What to Watch For Next
The first concrete signal to track is Qwen’s next major release, expected in Q3 2026. Look specifically at whether software engineering and agentic reasoning benchmark scores improve disproportionately compared to areas that weren’t targeted in Anthropic’s complaint. A 20-30% jump in coding benchmarks alongside flat or modest improvements in math reasoning or factual knowledge would be consistent with targeted distillation. It wouldn’t prove causation, but it would narrow the question.

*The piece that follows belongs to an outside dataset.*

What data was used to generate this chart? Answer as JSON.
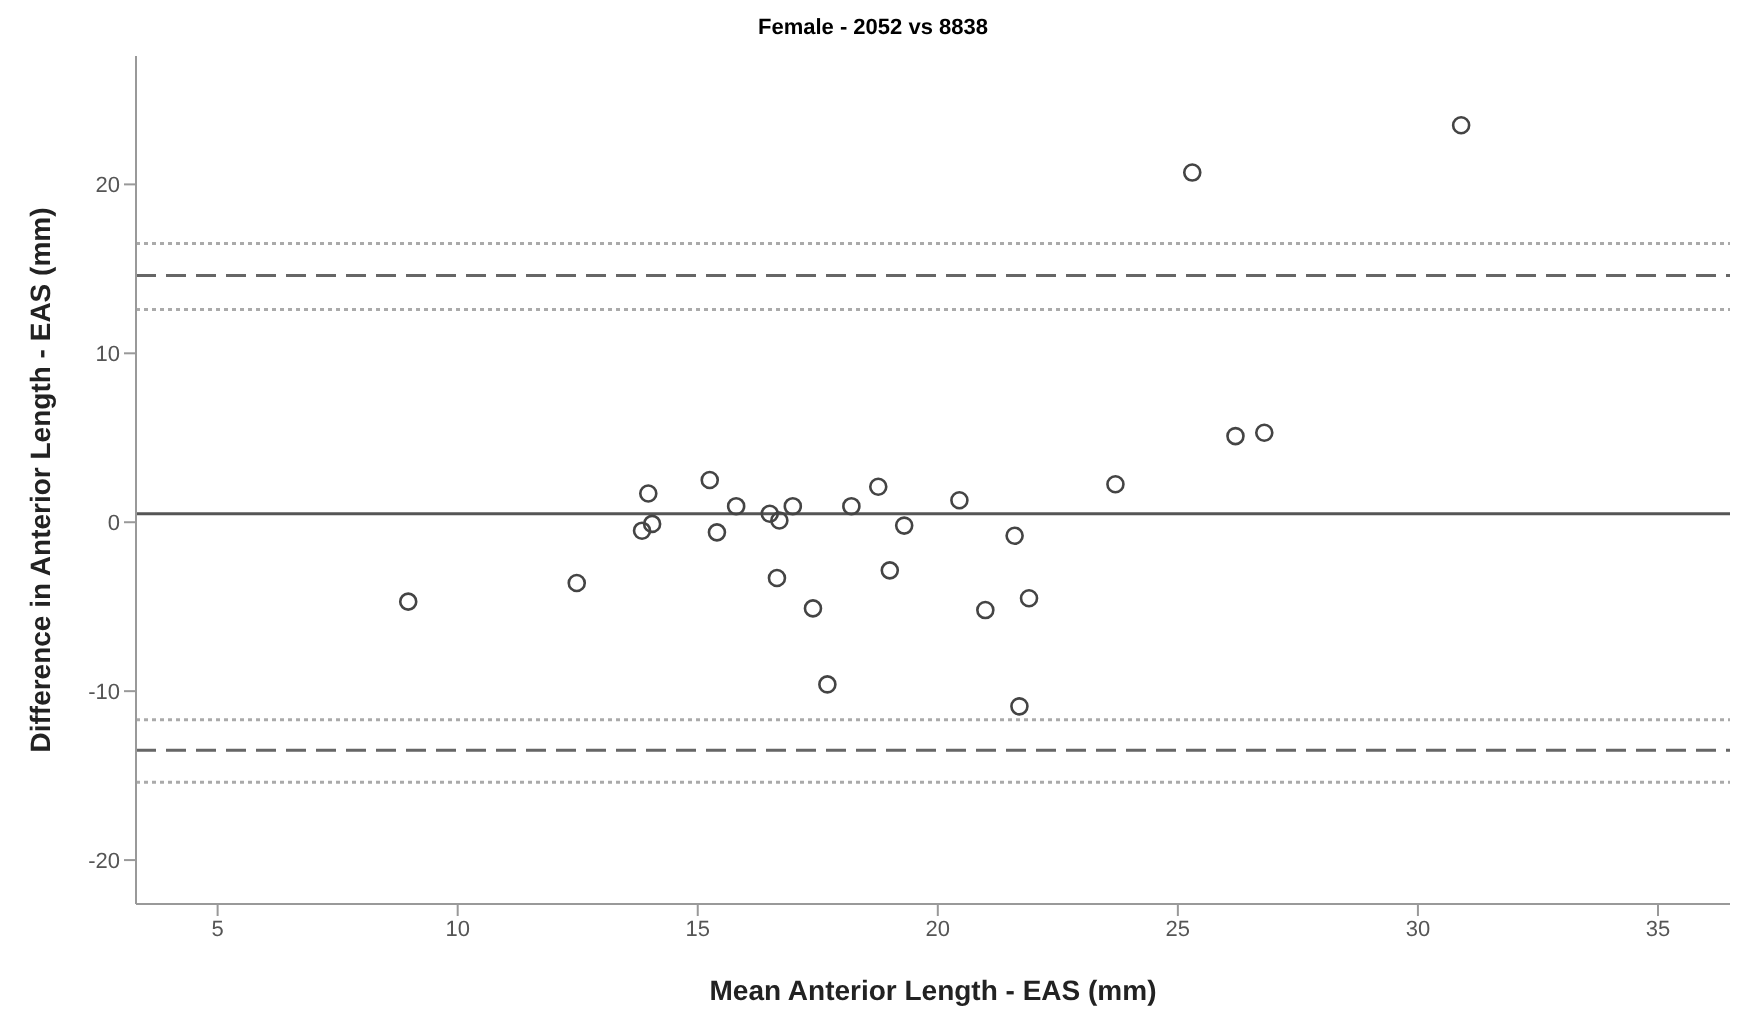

The second indicator is how far the proposed legislation actually travels. Treating API outputs as controlled technology exports faces a technical enforcement problem that may prove harder to solve than the political one. An API gateway cannot determine in real time whether a requester is a Chinese entity; geographic blocking gets bypassed by proxy services, as this case demonstrates. If the amendment language in the final National Defense Authorization Act is directional rather than enforceable, that gap will be meaningful.
The third signal is whether OpenAI and Google file similar complaints with Congress within the next 90 days. Anthropic’s Senate letter is now a template that demonstrably generates legislative attention. If other major US AI labs follow, the framing shifts from a single company’s grievance to a systemic pattern, which changes both the legislative urgency and the diplomatic context of US-China AI negotiations.